今回は、ここ2~3年で世界に最も衝撃を与えた話題作をピックアップ。自分たちのメッセージを直接消費者に送り届けるのではなく、消費者自らが“メディア化”して自発的に送り届けてくれるような「起点」を作り出すことで大成功した事例を紹介しよう。
取り上げるのは、2017年のカンヌライオンズにおいて4つの部門でグランプリを獲得した「フィアレス・ガール Fearless Girl (恐れを知らぬ少女)」。
世界3位の運用規模を誇るアメリカの投資ファンド会社「State Street Global Advisors」(以下SSGA)が発売した“SHE”という新しい株式ファンドの広告コミュニケーションだ。
SHEは、女性役員が多いなど、女性が活躍する企業の株式ばかりを集めたファンド。その商品特性を考えると、広告コミュニケーションのメッセージは、もっと“女性のパワーを知ろう”といったものになる。

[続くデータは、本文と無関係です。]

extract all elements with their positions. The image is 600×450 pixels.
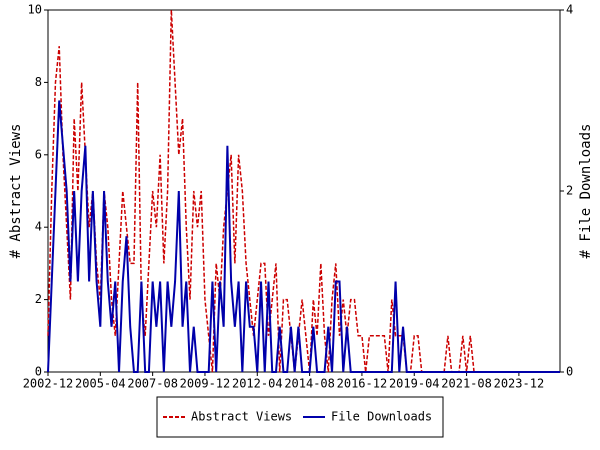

このSHEが実施した広告コミュニケーションは、金融街ウォール・ストリートのそばにあるニューヨーク市が管理する小さな公園に、少女のブロンズ像「Fearless Girl(恐れを知らない少女)」を設営したこと。基本的には、ただ、それだけだ。
足元には、「KNOW THE POWER OF WOMEN IN LEADERSHIP(リーダーシップにおける女性のパワーを知ろう)」と書かれたプレートが置かれ、「‘SHE’ MAKES A DIFFERENCE(“SHE”は違いを作り出す。SSGA)」と続く。
実はこの小さな公園には、すでに有名な別の像が存在している。それは、荒々しい牡牛をモチーフにしたチャージング・ブルだ。アメリカ株式市場のパワーの象徴として製作・設置されたもので、牡牛であることから、男性のパワーの象徴とも見受けられる。